Nel Rinascimento – che è nato qui in Italia e che ha contributo allo sviluppo del mondo, al modo di comprendere l’arte e l’immaginario – ogni cittadino poteva avere un’arma, un coltello, la spada di lato. Col tempo, quando la politica è diventata corrotta, il nostro paese ha cominciato a subire i danni provocati da entità terze. Qui, tra le altre cose, sono entrati i divieti: uno di questi è l’uso di armi. In Irlanda fino a qualche tempo non si poteva portare nemmeno un coltello con la punta. Una legge, questa, che proveniva direttamente dall’imperialismo britannico. Ma che cosa hanno da insegnare i britannici? I loro giovani sono quasi tutti alcolizzati, non sanno come sfogarsi, hanno aperto le porte al terrorismo islamico, sono coinvolti in tutte le guerre. E che fanno? Intervengono con leggi razziste arrivando a vietare anche i coltelli da cucina. Insomma, noi dobbiamo imparare a riconquistare i nostri diritti. Non con la violenza, ma con sacrificio e duro lavoro.

Quanto è stato importante nascere in Transnistria?
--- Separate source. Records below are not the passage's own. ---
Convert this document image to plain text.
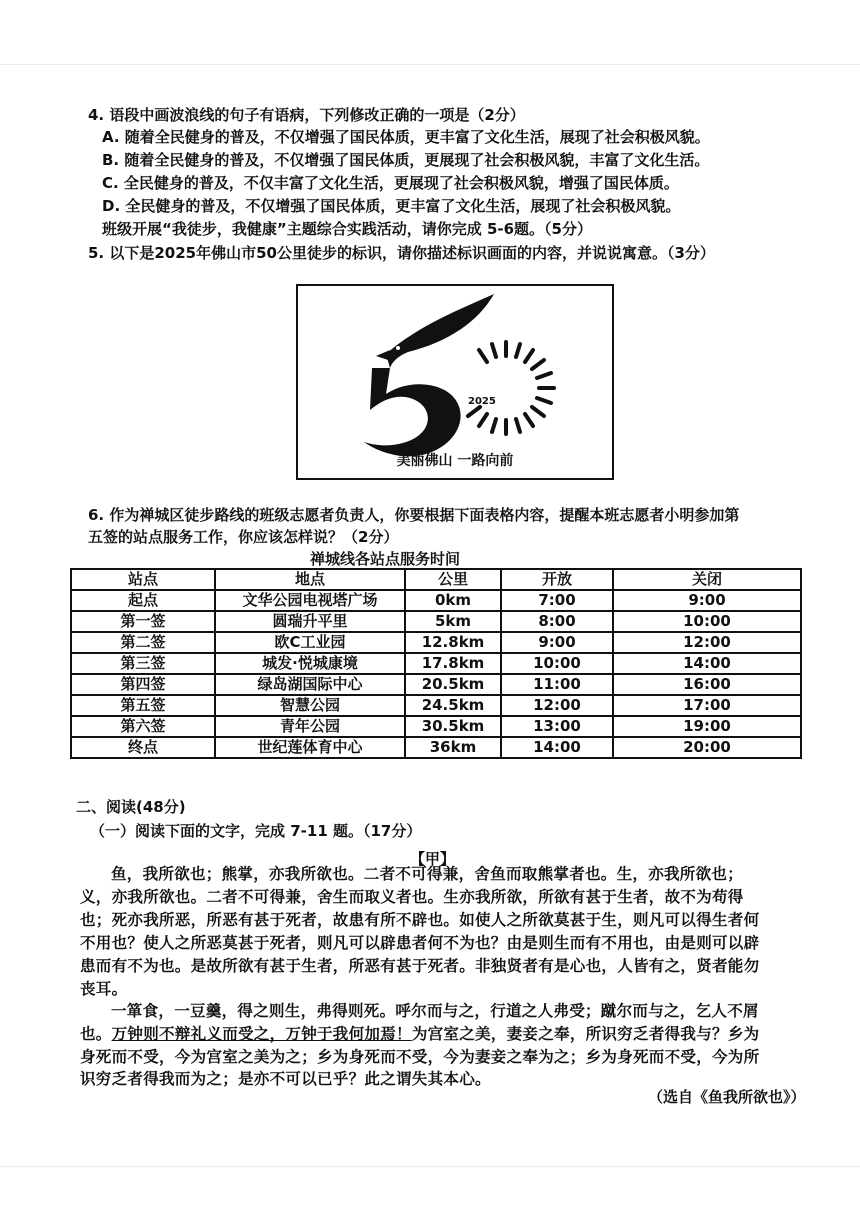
4. 语段中画波浪线的句子有语病，下列修改正确的一项是（2分）
A. 随着全民健身的普及，不仅增强了国民体质，更丰富了文化生活，展现了社会积极风貌。
B. 随着全民健身的普及，不仅增强了国民体质，更展现了社会积极风貌，丰富了文化生活。
C. 全民健身的普及，不仅丰富了文化生活，更展现了社会积极风貌，增强了国民体质。
D. 全民健身的普及，不仅增强了国民体质，更丰富了文化生活，展现了社会积极风貌。
班级开展“我徒步，我健康”主题综合实践活动，请你完成 5-6题。（5分）
5. 以下是2025年佛山市50公里徒步的标识，请你描述标识画面的内容，并说说寓意。（3分）
2025
美丽佛山 一路向前
6. 作为禅城区徒步路线的班级志愿者负责人，你要根据下面表格内容，提醒本班志愿者小明参加第
五签的站点服务工作，你应该怎样说？（2分）
禅城线各站点服务时间
站点	地点	公里	开放	关闭
起点	文华公园电视塔广场	0km	7:00	9:00
第一签	圆瑞升平里	5km	8:00	10:00
第二签	欧C工业园	12.8km	9:00	12:00
第三签	城发·悦城康境	17.8km	10:00	14:00
第四签	绿岛湖国际中心	20.5km	11:00	16:00
第五签	智慧公园	24.5km	12:00	17:00
第六签	青年公园	30.5km	13:00	19:00
终点	世纪莲体育中心	36km	14:00	20:00
二、阅读(48分)
（一）阅读下面的文字，完成 7-11 题。（17分）
【甲】
鱼，我所欲也；熊掌，亦我所欲也。二者不可得兼，舍鱼而取熊掌者也。生，亦我所欲也；
义，亦我所欲也。二者不可得兼，舍生而取义者也。生亦我所欲，所欲有甚于生者，故不为苟得
也；死亦我所恶，所恶有甚于死者，故患有所不辟也。如使人之所欲莫甚于生，则凡可以得生者何
不用也？使人之所恶莫甚于死者，则凡可以辟患者何不为也？由是则生而有不用也，由是则可以辟
患而有不为也。是故所欲有甚于生者，所恶有甚于死者。非独贤者有是心也，人皆有之，贤者能勿
丧耳。
一箪食，一豆羹，得之则生，弗得则死。呼尔而与之，行道之人弗受；蹴尔而与之，乞人不屑
也。万钟则不辩礼义而受之，万钟于我何加焉！为宫室之美，妻妾之奉，所识穷乏者得我与？乡为
身死而不受，今为宫室之美为之；乡为身死而不受，今为妻妾之奉为之；乡为身死而不受，今为所
识穷乏者得我而为之；是亦不可以已乎？此之谓失其本心。
（选自《鱼我所欲也》）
Sono nato lì, in un posto dove le persone, per cultura, cercavano di combattere il regime sovietico. In realtà, guardando a alcuni principi del regime, quelli “sani” sono filtrati. Solo che sono i siberiani a rappresentare i “veri” comunisti: perché lì il principio di condivisione dei beni è sacro. Spesso, infatti, questo principio viene offuscato e tradito dai politici, perché arrivando al potere ci si dimentica delle persone per trasformare tutto in massa: si sa, la massa è più facile da controllare.